SEMANÁRIO REGIONALISTA DE TORRES NOVAS | FUNDADO EM 1918 | ANO CI | Diretor: Nuno Vasco Batista Nunes | Domingo, 20 Junho 2021, 18:15

“Mordidela de vampiro”

Ao longo da nossa vida o nosso corpo vai-se modificando. Há quem nunca esteja satisfeita com o esqueleto que tem. Ora porque têm barriga, ora porque têm pernas demasiado finas, ora porque não gostam de si e fecham-se num mundo derrotista. É a chamada auto estima em baixo de forma. Eu também já passei por todo esse processo.

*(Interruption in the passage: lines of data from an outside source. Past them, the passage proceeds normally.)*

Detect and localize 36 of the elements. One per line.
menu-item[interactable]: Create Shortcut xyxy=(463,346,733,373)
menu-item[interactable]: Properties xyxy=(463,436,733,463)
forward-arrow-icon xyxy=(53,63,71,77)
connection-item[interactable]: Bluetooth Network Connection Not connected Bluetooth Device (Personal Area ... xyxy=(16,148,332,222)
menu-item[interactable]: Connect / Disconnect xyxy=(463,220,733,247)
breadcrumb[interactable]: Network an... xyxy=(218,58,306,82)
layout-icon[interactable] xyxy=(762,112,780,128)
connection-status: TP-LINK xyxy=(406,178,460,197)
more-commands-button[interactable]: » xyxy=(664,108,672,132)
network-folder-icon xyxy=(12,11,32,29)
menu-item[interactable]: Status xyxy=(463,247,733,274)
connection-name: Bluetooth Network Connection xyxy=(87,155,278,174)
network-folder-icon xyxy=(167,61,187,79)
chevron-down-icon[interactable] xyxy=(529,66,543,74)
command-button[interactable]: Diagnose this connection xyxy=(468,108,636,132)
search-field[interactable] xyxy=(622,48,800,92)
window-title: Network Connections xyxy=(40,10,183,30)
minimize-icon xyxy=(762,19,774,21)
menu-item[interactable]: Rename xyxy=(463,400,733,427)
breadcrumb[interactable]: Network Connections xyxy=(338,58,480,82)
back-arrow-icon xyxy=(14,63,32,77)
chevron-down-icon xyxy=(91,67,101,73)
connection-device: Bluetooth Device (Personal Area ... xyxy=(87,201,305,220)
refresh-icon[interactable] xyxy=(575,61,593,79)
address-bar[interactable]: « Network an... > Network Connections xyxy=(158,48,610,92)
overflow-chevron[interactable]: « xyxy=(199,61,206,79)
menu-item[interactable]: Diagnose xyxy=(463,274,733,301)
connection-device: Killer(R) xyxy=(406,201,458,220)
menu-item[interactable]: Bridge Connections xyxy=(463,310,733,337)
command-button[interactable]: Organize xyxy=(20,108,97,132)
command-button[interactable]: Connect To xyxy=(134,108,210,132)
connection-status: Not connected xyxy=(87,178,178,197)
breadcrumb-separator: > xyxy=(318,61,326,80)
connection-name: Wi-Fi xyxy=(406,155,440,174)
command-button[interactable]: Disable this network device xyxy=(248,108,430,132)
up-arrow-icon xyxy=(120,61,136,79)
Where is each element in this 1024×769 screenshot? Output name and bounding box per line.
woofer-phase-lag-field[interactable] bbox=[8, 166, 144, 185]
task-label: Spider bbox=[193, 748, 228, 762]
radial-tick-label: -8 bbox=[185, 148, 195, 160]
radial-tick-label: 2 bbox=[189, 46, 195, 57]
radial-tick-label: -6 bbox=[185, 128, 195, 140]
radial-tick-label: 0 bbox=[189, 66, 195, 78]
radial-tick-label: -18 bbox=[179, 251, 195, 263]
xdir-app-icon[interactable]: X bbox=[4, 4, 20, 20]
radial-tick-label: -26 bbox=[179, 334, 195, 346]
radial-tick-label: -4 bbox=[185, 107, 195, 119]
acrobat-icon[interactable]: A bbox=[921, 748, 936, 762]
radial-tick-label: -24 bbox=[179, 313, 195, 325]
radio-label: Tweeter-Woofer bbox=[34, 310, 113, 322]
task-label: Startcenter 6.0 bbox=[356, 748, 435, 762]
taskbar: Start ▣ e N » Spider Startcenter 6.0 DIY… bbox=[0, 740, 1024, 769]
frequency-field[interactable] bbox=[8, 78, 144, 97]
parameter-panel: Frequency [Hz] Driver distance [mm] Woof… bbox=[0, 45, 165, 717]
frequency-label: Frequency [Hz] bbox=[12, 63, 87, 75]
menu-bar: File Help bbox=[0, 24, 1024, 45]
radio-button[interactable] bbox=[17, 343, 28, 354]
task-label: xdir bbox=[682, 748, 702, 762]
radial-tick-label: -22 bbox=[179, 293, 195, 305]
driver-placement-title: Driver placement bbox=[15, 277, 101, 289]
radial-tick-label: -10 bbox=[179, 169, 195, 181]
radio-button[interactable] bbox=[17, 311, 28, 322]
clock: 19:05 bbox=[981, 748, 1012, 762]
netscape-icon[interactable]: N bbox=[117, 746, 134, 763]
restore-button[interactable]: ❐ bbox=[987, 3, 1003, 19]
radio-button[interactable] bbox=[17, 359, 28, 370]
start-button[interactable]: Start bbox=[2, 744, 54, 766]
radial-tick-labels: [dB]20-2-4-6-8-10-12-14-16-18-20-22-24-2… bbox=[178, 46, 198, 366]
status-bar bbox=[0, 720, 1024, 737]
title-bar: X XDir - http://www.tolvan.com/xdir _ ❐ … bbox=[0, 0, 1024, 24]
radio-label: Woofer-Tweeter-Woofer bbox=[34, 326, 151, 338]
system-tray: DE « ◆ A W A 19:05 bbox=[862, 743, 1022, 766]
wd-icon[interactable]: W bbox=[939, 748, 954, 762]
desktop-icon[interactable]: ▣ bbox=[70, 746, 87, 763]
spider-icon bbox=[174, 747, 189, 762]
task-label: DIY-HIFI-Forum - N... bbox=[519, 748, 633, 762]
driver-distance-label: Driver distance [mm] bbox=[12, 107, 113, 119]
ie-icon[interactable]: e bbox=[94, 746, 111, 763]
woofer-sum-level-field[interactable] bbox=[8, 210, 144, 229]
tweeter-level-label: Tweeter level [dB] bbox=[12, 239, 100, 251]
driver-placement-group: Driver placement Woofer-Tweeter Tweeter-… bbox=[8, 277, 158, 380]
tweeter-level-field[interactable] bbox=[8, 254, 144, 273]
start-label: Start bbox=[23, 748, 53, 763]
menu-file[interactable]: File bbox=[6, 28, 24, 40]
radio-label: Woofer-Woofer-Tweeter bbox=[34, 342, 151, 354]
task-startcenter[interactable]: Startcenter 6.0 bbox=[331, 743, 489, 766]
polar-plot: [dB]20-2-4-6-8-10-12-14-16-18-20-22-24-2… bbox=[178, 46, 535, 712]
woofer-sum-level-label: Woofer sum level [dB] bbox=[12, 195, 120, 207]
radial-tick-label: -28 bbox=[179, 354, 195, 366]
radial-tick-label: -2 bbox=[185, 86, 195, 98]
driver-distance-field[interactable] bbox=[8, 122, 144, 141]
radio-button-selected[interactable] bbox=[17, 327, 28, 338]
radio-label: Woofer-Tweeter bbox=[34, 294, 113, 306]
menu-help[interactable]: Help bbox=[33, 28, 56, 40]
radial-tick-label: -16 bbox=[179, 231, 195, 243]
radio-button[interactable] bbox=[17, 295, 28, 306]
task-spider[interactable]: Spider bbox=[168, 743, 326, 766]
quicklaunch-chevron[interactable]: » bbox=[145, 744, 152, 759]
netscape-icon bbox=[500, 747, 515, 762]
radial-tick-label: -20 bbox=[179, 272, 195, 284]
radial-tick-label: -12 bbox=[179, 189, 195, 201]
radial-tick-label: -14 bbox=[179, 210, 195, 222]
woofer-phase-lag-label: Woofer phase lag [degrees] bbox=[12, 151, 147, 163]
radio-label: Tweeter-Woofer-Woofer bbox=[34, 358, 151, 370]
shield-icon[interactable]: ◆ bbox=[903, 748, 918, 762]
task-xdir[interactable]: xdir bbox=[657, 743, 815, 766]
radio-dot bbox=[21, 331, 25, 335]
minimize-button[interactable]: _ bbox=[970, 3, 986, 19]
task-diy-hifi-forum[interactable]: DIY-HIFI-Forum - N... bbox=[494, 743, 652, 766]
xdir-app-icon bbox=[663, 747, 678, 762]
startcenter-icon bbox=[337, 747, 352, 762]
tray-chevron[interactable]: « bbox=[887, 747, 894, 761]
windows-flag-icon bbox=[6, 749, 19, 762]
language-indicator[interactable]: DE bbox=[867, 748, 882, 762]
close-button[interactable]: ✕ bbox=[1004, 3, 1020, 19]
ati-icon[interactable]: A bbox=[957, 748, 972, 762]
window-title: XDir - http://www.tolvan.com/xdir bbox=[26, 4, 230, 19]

Não gostava de andar de calções ou de biquíni na praia. Apesar de ser muito jovem na altura, parecia uma pessoa cheia de preconceitos. Simplesmente não gostava de mim. Passei assim largos anos até 2005 em que me descobriram uma doença oncológica nas vias respiratórias.

Como todos sabem tive de fazer quimioterapia e radioterapia e aí sim verifiquei que o meu corpo se transformou num monte de ossos com pouca carne. Após todos os tratamentos fiquei com mazelas no rosto e no pescoço. Não fiz plásticas e aceitei a minha imagem. Nesse momento aprendi a gostar de mim, a exigir mais da minha pessoa. Sentia-me muito bem no meu novo corpo, apesar das pessoas me olharem como se fosse morrer amanhã e isso era e é péssimo.

Hoje passado 10 anos continuo com a minha auto estima em força e com as minhas mazelas visíveis aos olhos da sociedade que por vezes me deixa bastante perturbada com algumas afirmações em alto e bom som. Conto-vos um episódio que aconteceu comigo um destes no TUT. Ia muito bem Saí de casa muito bem-disposta e qual não foi o meu espanto que numa paragem uma senhora se sentou atrás de mim perguntando-me;-“ O que tem no seu pescoço?” Respondi-lhe que tinha sido uma mordidela de vampiro e o bicho até era engraçado”. A conversa foi andando e eu perguntei porque fazia ela essa pergunta. Respondeu-me que via que eu estava com dificuldades em mexer o pescoço. Nessa altura já se tinha sentado uma outra pessoa ao lado dessa senhora e esta disse: “- É do mal”. Meus caros leitores fiquei irritada e disse que já tinha tido o cancro há 10 anos e que estava tudo controlado. Alguns diziam para eu não ligar e para esquecer a situação. Mas não consigo ficar sossegada perante estas afirmações estúpidas. E não é só acerca de mim, é como verem uma pessoa deficiente e chamarem-lhe coitadinho ou gozarem com essa pessoa.

Respondi dessa maneira, porque fizeram a pergunta para a assembleia ouvir. Eu não tenho mal nenhum, a cabeça dos outros é que possuem mal, pois em vez de olharem para si mesmo, andam a divagar por aí.

Deixem o meu pescoço em paz e respeitem as pessoas. Se me perguntarem baixo o que se passa eu respondo educadamente. Se tivesse preconceitos em relação ao meu rosto e pescoço andava com uma burka enfiada na cabeça.

Muito gosta o português de estar sempre a lamentar-se e não a aprender a tirar vivencias positivas do sofrimento. Se eu não fizesse isso já não estaria cá.